The study, published last month (29 December) by the British Medical Journal (BMJ), contradicts the findings of a European Commission-funded project, published in PLoS Neglected Tropical Diseases in February 2010. The project had found that treated bednets stop the spread of the disease.

The London School of Hygiene and Tropical Medicine and Médicins Sans Frontières in Sudan, reported in the March 2007 issue of Tropical Medicine and International Health that new cases had decreased by almost half through using treated bednets.

The latest study, led by Marleen Boelaert, an epidemiologist at the Institute of Tropical Medicine, Antwerp, was conducted on more than 20,000 people across 26 villages in northern and eastern India and Nepal. It examined whether bednets treated with the insecticide deltamethrin, combined with conventional spraying with DDT, reduced the incidence of ‘visceral leishmaniasis’, also known as kala-azar, which affects the liver and spleen.

When compared with a control population in villages where no such bednets had been used, reduction in the disease was just one per cent.

The disparity in findings indicates that the behaviour of the sandfly may be different across regions, said the report in the BMJ .

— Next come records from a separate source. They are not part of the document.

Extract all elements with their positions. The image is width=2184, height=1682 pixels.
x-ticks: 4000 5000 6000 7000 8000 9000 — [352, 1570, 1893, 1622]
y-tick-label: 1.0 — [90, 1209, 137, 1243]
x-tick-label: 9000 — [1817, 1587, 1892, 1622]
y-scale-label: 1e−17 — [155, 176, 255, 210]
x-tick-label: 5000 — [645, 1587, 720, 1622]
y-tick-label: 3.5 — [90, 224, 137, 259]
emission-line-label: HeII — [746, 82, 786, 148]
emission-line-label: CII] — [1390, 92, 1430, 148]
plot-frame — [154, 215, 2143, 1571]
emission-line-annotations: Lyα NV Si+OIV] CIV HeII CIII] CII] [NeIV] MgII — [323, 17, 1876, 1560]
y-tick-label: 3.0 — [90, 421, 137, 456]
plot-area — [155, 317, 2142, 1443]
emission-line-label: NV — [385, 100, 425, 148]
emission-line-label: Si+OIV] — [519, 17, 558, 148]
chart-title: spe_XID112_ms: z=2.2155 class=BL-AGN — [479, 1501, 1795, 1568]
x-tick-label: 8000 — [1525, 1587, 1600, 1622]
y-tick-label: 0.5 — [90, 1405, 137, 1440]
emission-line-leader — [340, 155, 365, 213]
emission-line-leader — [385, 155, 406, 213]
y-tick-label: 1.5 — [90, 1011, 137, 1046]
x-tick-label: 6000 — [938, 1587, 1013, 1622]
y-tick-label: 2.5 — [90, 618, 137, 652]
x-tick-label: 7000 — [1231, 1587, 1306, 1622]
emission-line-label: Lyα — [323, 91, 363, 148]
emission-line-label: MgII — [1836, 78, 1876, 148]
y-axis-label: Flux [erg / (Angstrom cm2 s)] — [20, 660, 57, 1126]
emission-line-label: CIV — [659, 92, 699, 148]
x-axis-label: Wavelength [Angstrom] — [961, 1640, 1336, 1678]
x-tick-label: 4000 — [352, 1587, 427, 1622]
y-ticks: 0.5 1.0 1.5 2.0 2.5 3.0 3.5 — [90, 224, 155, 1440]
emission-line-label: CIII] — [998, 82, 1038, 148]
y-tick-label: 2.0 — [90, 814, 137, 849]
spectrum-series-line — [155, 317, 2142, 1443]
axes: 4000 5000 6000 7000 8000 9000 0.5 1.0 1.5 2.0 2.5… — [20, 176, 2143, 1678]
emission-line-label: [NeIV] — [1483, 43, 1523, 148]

Strategies that work in one region may fail in others, Rentala Madhubala, a professor at the department of life sciences at Jawaharlal Nehru University, New Delhi, told SciDev.Net.

"In India, the sandfly species seem to be active mostly outdoors and during the day, so nets do not really offer protection," Madhubala said. "Better housing, improved sanitation and a community-based approach, focusing on education and awareness about the infection, are key to helping control the vector."  

Currently available drugs are expensive and some are highly toxic. Poor compliance with treatment schedules also leads to drug resistance, she noted.

Nearly 500,000 new cases of visceral leishmaniasis are reported worldwide each year, leading to 50,000 deaths.

The Indian Leishmania Research Society says that the Indian subcontinent accounts for nearly 67 per cent of total cases of infection with leishmaniasis, a parasitic infection second only to malaria as a killer, in some areas.